4. Clinically Clear Language

  • The easiest way to think in the APA style of writing is to read everything as being explicitly literal.
  • Remove Yourself
    • Do not use these words: you, I, my, myself, we, and us.
    • Remove gendered terms, such as his or hers when talking about someone's article.
    • Using "they" is now acceptable to use when referring to one person
  • Remove hyperbolic language: (subjective adjectives and adverbs)
    • Subjective: Very heavy object
    • "Very" cannot be qualified, when is something heavy, and at what exact point does that object become "very" heavy.
    • Subjective: Heavy object
    • "Heavy" is not provable. Something that I think is heavy may not be so to you; thus, "heavy" is subjective.
  • Remove subjective observations
    • Which part of this sentence is subjective:
    • It was a hot, sunny, and beautiful day. Sunny is not subjective; it's fine to say. We can look at weather reports and verify that, yes, it was indeed sunny that day. Many people, like me, see rainy days as beautiful and sunny days as oppressive, so that word "beautiful" is subjective and must be removed. Hot also can be verified by weather reports. Hot may seem subjective, but OSHA has guidelines on what is hot and cold to the average person.
  • Remove Phrasals
    • Scan this list of Phrasals; they are a problem for most world-wide English speakers because they never mean the literal words.
    • Example
    • He turned on his boss.
  • Remove Cliches
    • Cliches are only understood by someone within the culture of the cliche.
    • Interpret these by using the literal definition of each word, which is how world-wide English speakers must interpret them
      • Kiss and make up (means to reconcile grievances with someone) but literally means something like this: Put your lips on someone in a kissing motion and ...acquire some cosmetics? uh...what?
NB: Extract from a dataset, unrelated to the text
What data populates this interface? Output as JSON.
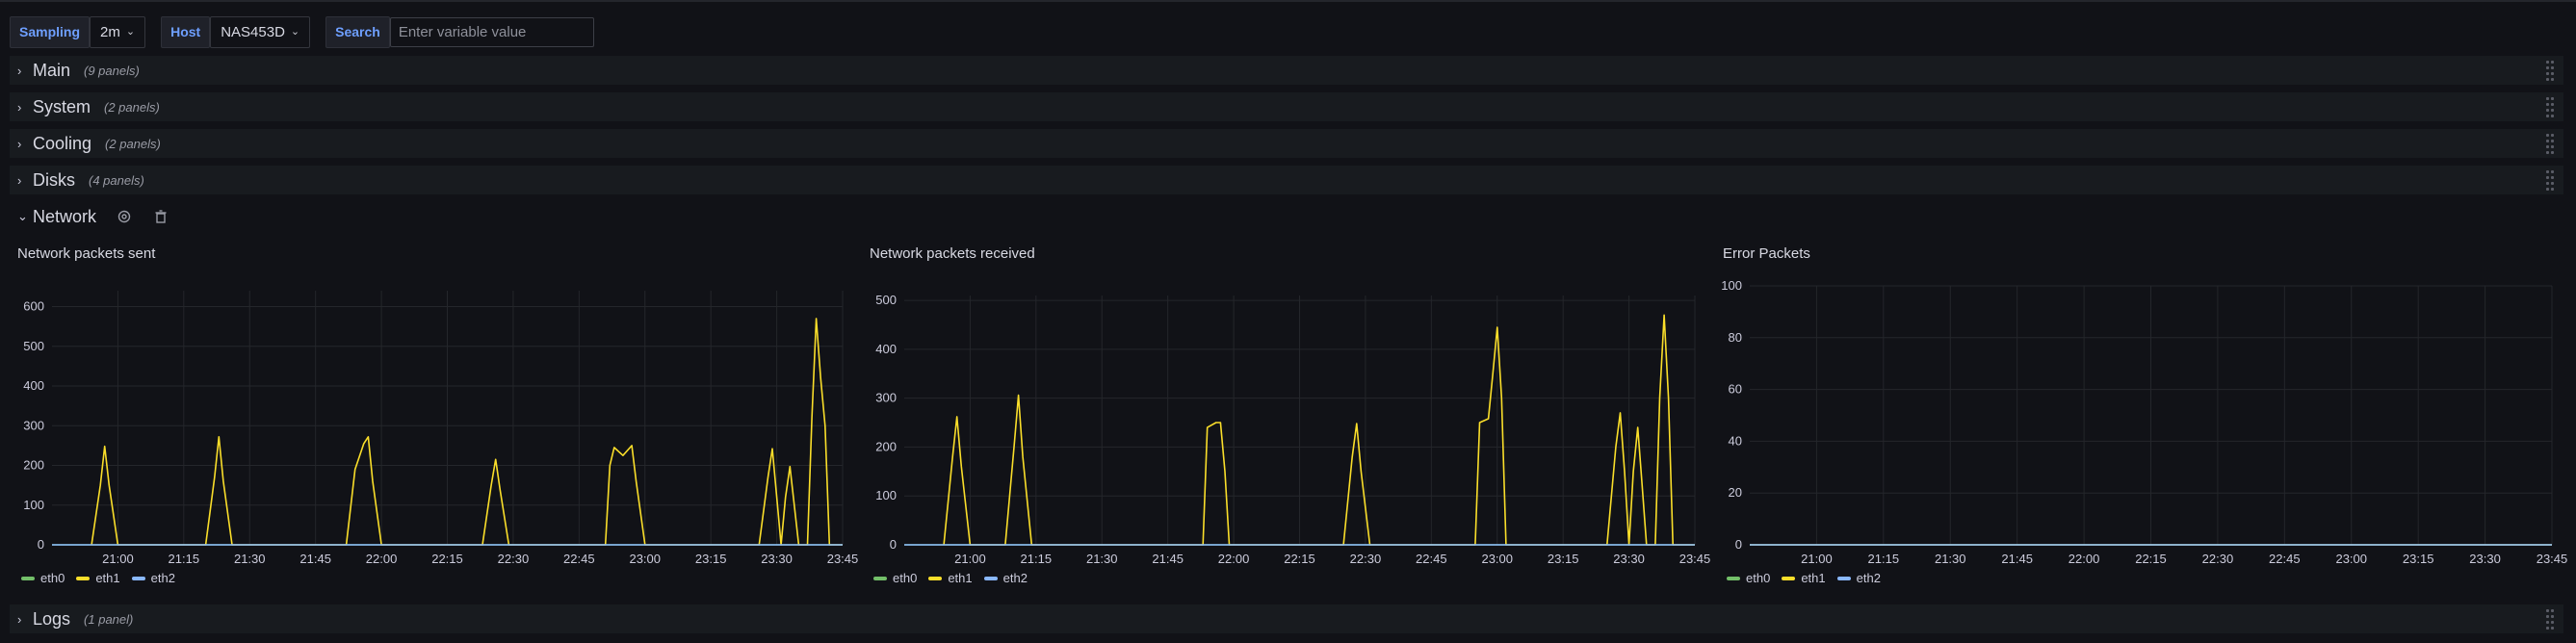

      • Read between the lines (Means there's a hidden meaning in what's not being said) How? there is quite literally NOTHING between the lines on the paper
      • Someone woke up on the wrong side of the bed (meaning, you're grumpy!) Beds in America have correct sides and wrong sides? Which side is the wrong one? What makes that side the wrong one?
  • Remove Americanisms
    • Writing in APA is to write to the world-wide scientific community, which means writing to a world-wide English
    • That is, writing to all 1.5 Billion world-wide English speakers, most of whom speak the correct.
    • Only 350 million of those speakers are Americans.
    • Who gets to say whose English is correct? Well, if we go by America's idea of majority rule, and considering that the majority of English speakers don't speak American-English, variants on British-English is correct.
      • Example
      • Sharon said,"I don't know, Joe's going on and on about getting that dog over here so it can get its medication."
      • That sentence is a nightmare to world-wide English speakers.
      • "I don't comprehend. Joe is travelling from one place to another many times, or climbing onto something many times, so that a dog that is already near Sharon can travel a distance and acquire some medication."
      • Edit for world-wide: Sharon said, "I think what Joe wants is for us to bring the dog to him so Joe can give the dog some medication.
  • Impossible Agents
    • Impossible agents are when we accidentally give life and the power to inanimate objects and ideas.
      • Example 1
      • Covid spread quickly between people who did not honor social distancing.
      • 1. Covid can't spread itself. People spread covid.
      • 2. You can honor your ancestors, but how do we honor social distancing? That's too poetic.
      • Edit: People who would not utilize social distancing increased the chances of them spreading Covid to others.
      • Example 2
      • Many businesses closed to stop the spread of Covid.
      • Literally, this means that businesses (and not the people who own them) closed themselves and that is all that was needed to stop the spread of covid.
      • Edit: To help slow the spread of Covid, business owners complied with state regulations and closed their places of business.